Durante más de treinta años la ideología dominante y la propaganda neoliberal han hegemonizado occidente y han conseguido hacer creer a muchos ciudadanos y ciudadanas que los impuestos son un invento del diablo de la izquierda. Deberíamos recordar que ha pasado en Estados Unidos en el último siglo. Su época dorada, aquella en la que se acometieron los enormes proyectos sociales, educativos, de infraestructuras, de cooperación internacional fueron precisamente aquellos en que los más ricos pagaban muchos impuestos. En 1918 el presidente Woodrow Wilson elevó la tasa del impuesto de la renta al 77% para los ingresos superiores a un millón de dólares (hoy serían unos 15 millones). Después de algunas oscilaciones a la baja, Roosevelt llevó la tasa a un 94% a los que ganaban más de 200.000 dólares (unos 2.600.000 dólares de hoy). Durante más de 20 años las grandes fortunas nunca pagaron menos del 90% de impuestos. Fue la época de mayor crecimiento económico y sociocultural en el país. Dwigth, Truman, Eisenhower o Kennedy mantuvieron esas políticas. Todo empezó a bajar con Johnson, Nixon, Ford y Carter. Reagan y sus Chicago boys (hijos de Hayek y Friedman) bajaron espectacularmente los impuestos de los que más tenían. Sólo Clinton y Obama hicieron tímidas subidas pero la tendencia siguió a la baja. Hoy estamos ante un país muy desigual, que ha frenado su expansión, ha perdido habitabilidad y sólo se mantiene con niveles de deuda insoportables.

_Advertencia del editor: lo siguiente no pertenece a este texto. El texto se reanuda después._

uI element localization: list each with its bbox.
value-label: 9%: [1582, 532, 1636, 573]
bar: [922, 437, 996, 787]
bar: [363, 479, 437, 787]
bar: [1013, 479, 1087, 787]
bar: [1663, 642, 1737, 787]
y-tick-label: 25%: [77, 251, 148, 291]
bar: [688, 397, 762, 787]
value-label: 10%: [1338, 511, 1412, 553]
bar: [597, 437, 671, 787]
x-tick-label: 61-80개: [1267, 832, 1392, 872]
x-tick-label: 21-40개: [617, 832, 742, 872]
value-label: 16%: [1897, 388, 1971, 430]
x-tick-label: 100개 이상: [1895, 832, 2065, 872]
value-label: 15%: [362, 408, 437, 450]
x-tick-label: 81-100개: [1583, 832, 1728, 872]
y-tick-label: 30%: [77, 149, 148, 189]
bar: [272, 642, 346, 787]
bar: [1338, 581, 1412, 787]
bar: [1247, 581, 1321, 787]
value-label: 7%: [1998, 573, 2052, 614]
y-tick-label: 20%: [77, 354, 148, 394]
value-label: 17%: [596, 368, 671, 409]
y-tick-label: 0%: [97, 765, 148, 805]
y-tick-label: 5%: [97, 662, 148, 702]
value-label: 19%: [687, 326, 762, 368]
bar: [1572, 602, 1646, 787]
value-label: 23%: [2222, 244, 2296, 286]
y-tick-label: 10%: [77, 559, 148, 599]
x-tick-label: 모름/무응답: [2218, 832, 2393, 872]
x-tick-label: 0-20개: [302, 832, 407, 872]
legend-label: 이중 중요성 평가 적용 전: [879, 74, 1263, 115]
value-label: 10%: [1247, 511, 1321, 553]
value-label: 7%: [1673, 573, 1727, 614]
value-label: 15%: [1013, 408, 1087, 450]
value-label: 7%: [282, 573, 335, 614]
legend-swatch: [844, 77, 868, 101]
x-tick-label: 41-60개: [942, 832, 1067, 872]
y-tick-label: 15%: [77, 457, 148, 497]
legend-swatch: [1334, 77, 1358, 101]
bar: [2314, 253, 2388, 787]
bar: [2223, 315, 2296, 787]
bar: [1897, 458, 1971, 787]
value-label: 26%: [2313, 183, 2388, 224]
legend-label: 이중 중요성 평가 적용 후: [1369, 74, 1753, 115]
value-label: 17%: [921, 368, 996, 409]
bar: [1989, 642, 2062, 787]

Algo está pasando, sin saber demasiado bien por qué, cuando en un momento económico de pérdida generalizada del PIB en todos los países del mundo, y en el nuestro de los que más, resulta que el euribor es negativo (-0´47%), las letras del tesoro español, los bonos del estado y los instrumentos que nos financian a 10, 20 o 50 años, están a intereses negativos o irrisorios.
Se ha abierto la puerta a construir un mundo soñado. Luchar contra el cambio climático, teletrabajar, repartir el trabajo, trabajar menos, descarbonizar, y sobre todo luchar por la igualdad entre los seres humanos vengan de dónde vengan, sean de dónde sean. Podemos vivir en un mundo más justo socialmente, más igualitario, de hombres y mujeres más libres, más honrados, más inteligentes, más cultos, más iguales.
Nos contamina el odio, la polarización, la estigmatización del que no piensa como nosotros, de las afirmaciones absolutas. Parece como si hubiera siempre un motivo para odiar. Churchill decía que construir una civilización y unas reglas lleva siglos pero para destruirla basta pequeños gestos que quieren saltarse las convenciones. Ese es el gran enemigo al que nos enfrentamos, el que trasmite odio al diferente, el que defiende el racismo, la xenofobia, a aporofobia, las respuestas sencillas a problemas complejos, el que deforma la realidad, el que sólo sobrevive en el enfrentamiento permanente.
Sorteando los peligros, desde el sufrimiento del momento actual, tenemos que pensar en CONSTRUIR, con mayúsculas, pensando en ese mundo mejor que hemos soñado y que puede ser posible.